Encore dans cette appréciation, déjà fort rassurante, nous supposons simplement la généralisation de la science ou plutôt de l'ignorance actuelle en agriculture. Mais est-ce là, je le répète, une règle admissible; et l'analogie ne nous dit-elle pas qu'un voile impénétrable nous cache la puissance, peut-être indéfinie, de l'art? Le sauvage vit de chasse, et il lui faut une lieue carrée de terrain. Quelle ne serait pas sa surprise, si on venait lui dire que la vie pastorale peut faire subsister dix fois plus d'hommes sur le même espace! Le pasteur nomade, à son tour, serait tout étonné d'apprendre que la culture triennale admet aisément une population encore décuple. Dites au paysan routinier qu'une autre progression égale sera le résultat de la culture alterne, et il ne vous croira pas. La culture alterne elle-même, qui est le dernier mot pour nous, est-elle le dernier mot pour l'humanité? Rassurons-nous donc sur son sort, les siècles s'offrent devant elle par mille: et, en tout cas, sans demander à l'économie politique de résoudre des problèmes qui ne sont pas de son domaine, remettons avec confiance les destinées des races futures entre les mains de celui qui les aura appelées à la vie.

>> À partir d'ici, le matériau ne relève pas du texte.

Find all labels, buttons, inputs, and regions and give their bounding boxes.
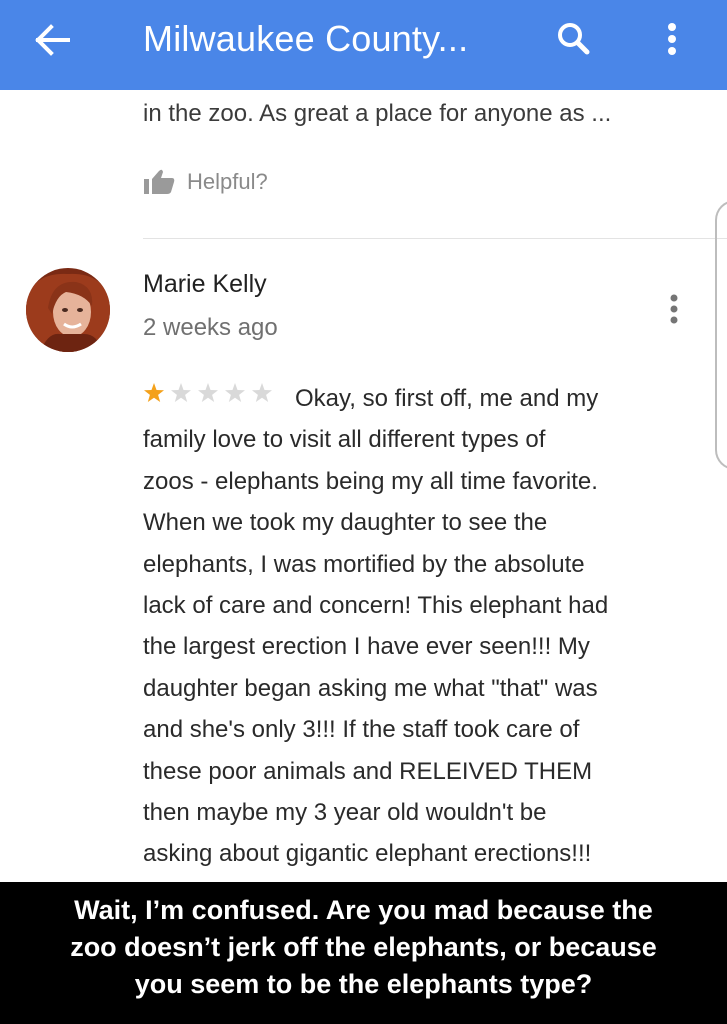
screen-edge	[715, 200, 727, 470]
helpful-button[interactable]: Helpful?	[143, 166, 268, 198]
meme-caption: Wait, I’m confused. Are you mad because …	[0, 882, 727, 1024]
review-line: When we took my daughter to see the	[143, 509, 548, 537]
star-empty-icon	[252, 382, 272, 402]
more-vertical-icon[interactable]	[660, 18, 684, 60]
caption-line: you seem to be the elephants type?	[134, 969, 593, 999]
review-line: and she's only 3!!! If the staff took ca…	[143, 716, 580, 744]
review-line: asking about gigantic elephant erections…	[143, 840, 592, 868]
avatar[interactable]	[26, 268, 110, 352]
more-vertical-icon[interactable]	[664, 288, 684, 330]
review-divider	[143, 238, 727, 239]
star-empty-icon	[198, 382, 218, 402]
previous-review-snippet: in the zoo. As great a place for anyone …	[143, 100, 612, 127]
review-line: lack of care and concern! This elephant …	[143, 591, 609, 619]
reviewer-name[interactable]: Marie Kelly	[143, 270, 267, 299]
review-line: the largest erection I have ever seen!!!…	[143, 633, 590, 661]
review-timestamp: 2 weeks ago	[143, 314, 278, 341]
page-title: Milwaukee County...	[143, 18, 469, 59]
star-empty-icon	[225, 382, 245, 402]
search-icon[interactable]	[553, 18, 595, 60]
caption-line: zoo doesn’t jerk off the elephants, or b…	[70, 932, 657, 962]
helpful-label: Helpful?	[187, 169, 268, 194]
caption-line: Wait, I’m confused. Are you mad because …	[74, 895, 653, 925]
thumbs-up-icon	[143, 168, 177, 196]
star-rating	[143, 376, 283, 417]
star-empty-icon	[171, 382, 191, 402]
review-text: Okay, so first off, me and my family lov…	[143, 378, 703, 875]
star-filled-icon	[144, 382, 164, 402]
review-line: family love to visit all different types…	[143, 426, 546, 454]
review-line: daughter began asking me what "that" was	[143, 674, 598, 702]
review-line: elephants, I was mortified by the absolu…	[143, 550, 585, 578]
arrow-left-icon[interactable]	[30, 20, 74, 60]
review-line: then maybe my 3 year old wouldn't be	[143, 798, 547, 826]
app-bar: Milwaukee County...	[0, 0, 727, 90]
review-line: zoos - elephants being my all time favor…	[143, 467, 598, 495]
review-line: Okay, so first off, me and my	[143, 378, 703, 419]
review-line: these poor animals and RELEIVED THEM	[143, 757, 593, 785]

Résumons les notions contenues dans ce chapitre.

Ces deux phénomènes, Utilité et Valeur, concours de la nature et concours de l'homme, par conséquent Communauté et Propriété, se rencontrent dans l'œuvre agricole comme dans toute autre.

Il se passe dans la production du blé qui apaise notre faim quelque chose d'analogue à ce qu'on remarque dans la formation de l'eau qui étanche notre soif. Économistes, l'Océan qui inspire le poëte ne nous offre-t-il pas aussi un beau sujet de méditations? C'est ce vaste réservoir qui doit désaltérer toutes les créatures humaines. Et comment cela se peut-il faire, si elles sont placées à une si grande distance de son eau, d'ailleurs impotable? C'est ici qu'il faut admirer la merveilleuse industrie de la nature. Voici que le soleil échauffe cette masse agitée et la soumet à une lente évaporation. L'eau prend la forme gazeuse, et, dégagée du sel qui l'altère, elle s'élève dans les hautes régions de l'atmosphère. Des brises, se croisant dans toutes les directions, la poussent vers les continents habités. Là, elle rencontre le froid qui la condense et l'attache, sous forme solide, aux flancs des montagnes. Bientôt la tiédeur du printemps la liquéfie. Entraînée par son poids, elle se filtre et s'épure à travers des couches de schistes et de graviers; elle se ramifie, se distribue et va alimenter des sources rafraîchissantes sur tous les points du globe. Voilà certes une immense et ingénieuse industrie accomplie par la nature au profit de l'humanité. Changement de formes, changement de lieux, utilité, rien n'y manque. Où est cependant la valeur? Elle n'est pas née encore, et si ce qu'on pourrait appeler le travail de Dieu se payait (il se payerait s'il valait), qui peut dire ce que vaudrait une seule goutte d'eau?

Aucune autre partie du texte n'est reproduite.